Handicap.fr : Pourquoi le Mont-Blanc ?
Johann : Nous voulions faire résonner le slogan de notre association Kulmine – qui vise à rendre le sport accessible à tous –, « rendre l'impossible accessible », sur le toit de l'Europe. Par ailleurs, le Mont-Blanc n'a jamais également été gravi par une personne tétraplégique car la difficulté est extrêmement importante d'un point de vue logistique et technique mais, comme Guillaume a déjà fait plusieurs fois son ascension, nous ne partons pas en terre inconnue.
Guillaume : J'ai eu la chance de pouvoir pratiquer la haute montagne plusieurs années après mon accident et ainsi ressentir des sensations incroyables de liberté, de plaisir de l'effort intense et découvrir des paysages incroyables. Il me tenait à cœur de pouvoir les partager avec Johann.

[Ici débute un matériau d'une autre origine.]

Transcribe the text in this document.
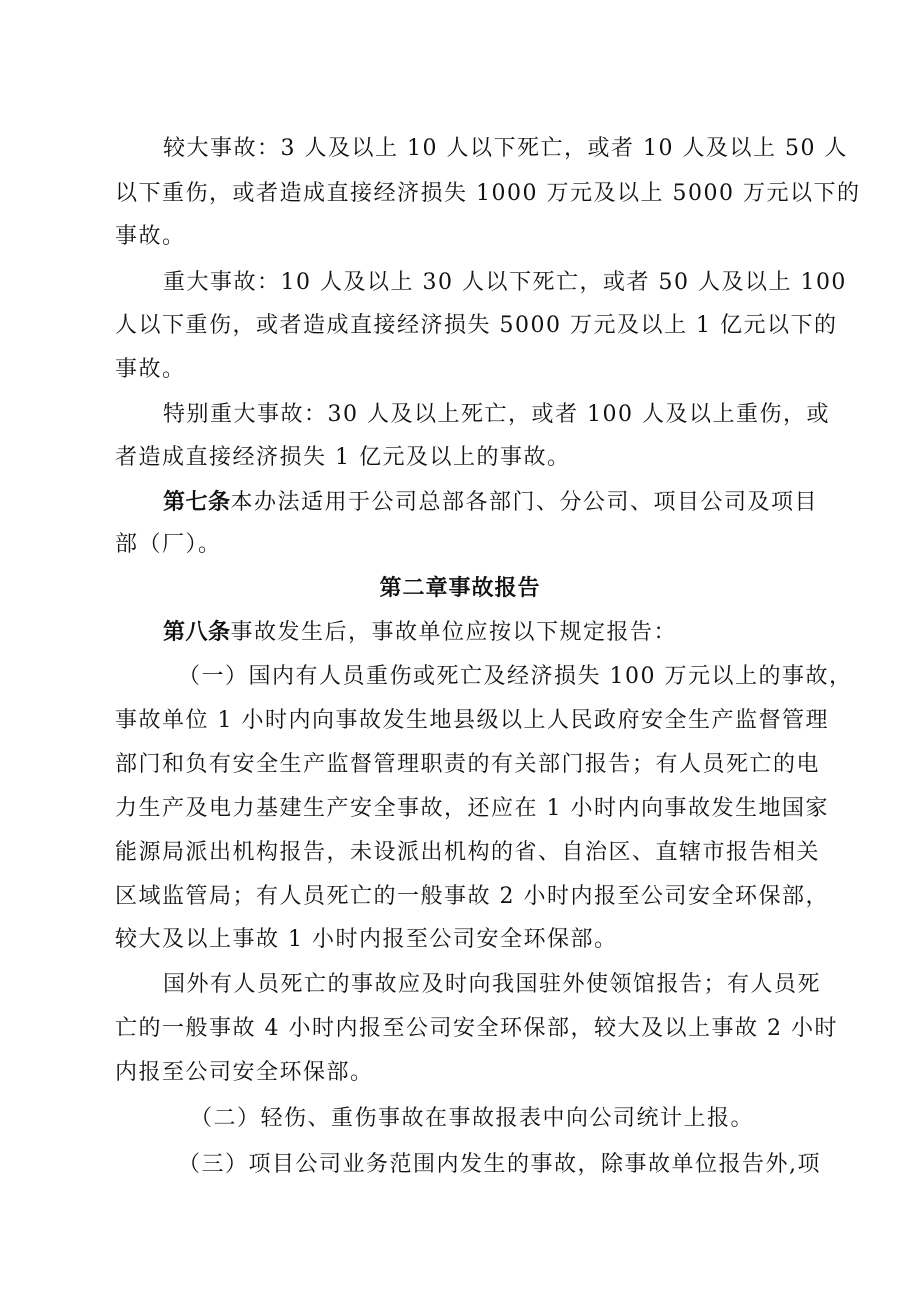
较大事故：3 人及以上 10 人以下死亡，或者 10 人及以上 50 人
以下重伤，或者造成直接经济损失 1000 万元及以上 5000 万元以下的
事故。
重大事故：10 人及以上 30 人以下死亡，或者 50 人及以上 100
人以下重伤，或者造成直接经济损失 5000 万元及以上 1 亿元以下的
事故。
特别重大事故：30 人及以上死亡，或者 100 人及以上重伤，或
者造成直接经济损失 1 亿元及以上的事故。
第七条本办法适用于公司总部各部门、分公司、项目公司及项目
部（厂）。
第二章事故报告
第八条事故发生后，事故单位应按以下规定报告：
（一）国内有人员重伤或死亡及经济损失 100 万元以上的事故，
事故单位 1 小时内向事故发生地县级以上人民政府安全生产监督管理
部门和负有安全生产监督管理职责的有关部门报告；有人员死亡的电
力生产及电力基建生产安全事故，还应在 1 小时内向事故发生地国家
能源局派出机构报告，未设派出机构的省、自治区、直辖市报告相关
区域监管局；有人员死亡的一般事故 2 小时内报至公司安全环保部，
较大及以上事故 1 小时内报至公司安全环保部。
国外有人员死亡的事故应及时向我国驻外使领馆报告；有人员死
亡的一般事故 4 小时内报至公司安全环保部，较大及以上事故 2 小时
内报至公司安全环保部。
（二）轻伤、重伤事故在事故报表中向公司统计上报。
（三）项目公司业务范围内发生的事故，除事故单位报告外,项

H.fr : Quel est l'objectif de ce défi ?
Johann et Guillaume : Bien plus qu'un exploit physique, cette ascension est une démonstration de dépassement de soi, de résilience et de solidarité. Pendant trois jours, une équipe de trente personnes (pompiers, militaires, soignants, guides de haute montagne, athlètes engagés...) accompagnera ainsi Johann jusqu'au sommet, le portant en joëlette sur les passages les plus techniques et assurant chaque étape avec une précision absolue. Puis, si les conditions météorologiques le permettent, il redescendra en parapente biplace réalisant un double-exploit.
H.fr : Que voulez-vous vous prouver avec ce défi ? Et aux autres ?
Johann : « Valide », je n'aurais probablement jamais tenté de gravir ce sommet, c'est aussi pour me prouver à moi-même que j'en étais capable que je me suis lancé dans cette aventure. Le 16 août 2014, j'ai creusé ma tombe en plongeant dans cette piscine, 12 ans plus tard, me retrouver sur ce sommet mythique incarnerait un contraste saisissant. L'enjeu est également de prouver aux personnes en situation de handicap que, même lorsque l'on pense que notre vie s'arrête après un dramatique accident, il est encore possible de vivre ce genre de défi incroyable.
Guillaume : Nous voulons aussi prouver que, même dans des conditions extrêmes, grâce à un esprit d'équipe et une cohésion sans faille, rien n'est impossible.
H.fr : Comment préparez-vous à ce défi ?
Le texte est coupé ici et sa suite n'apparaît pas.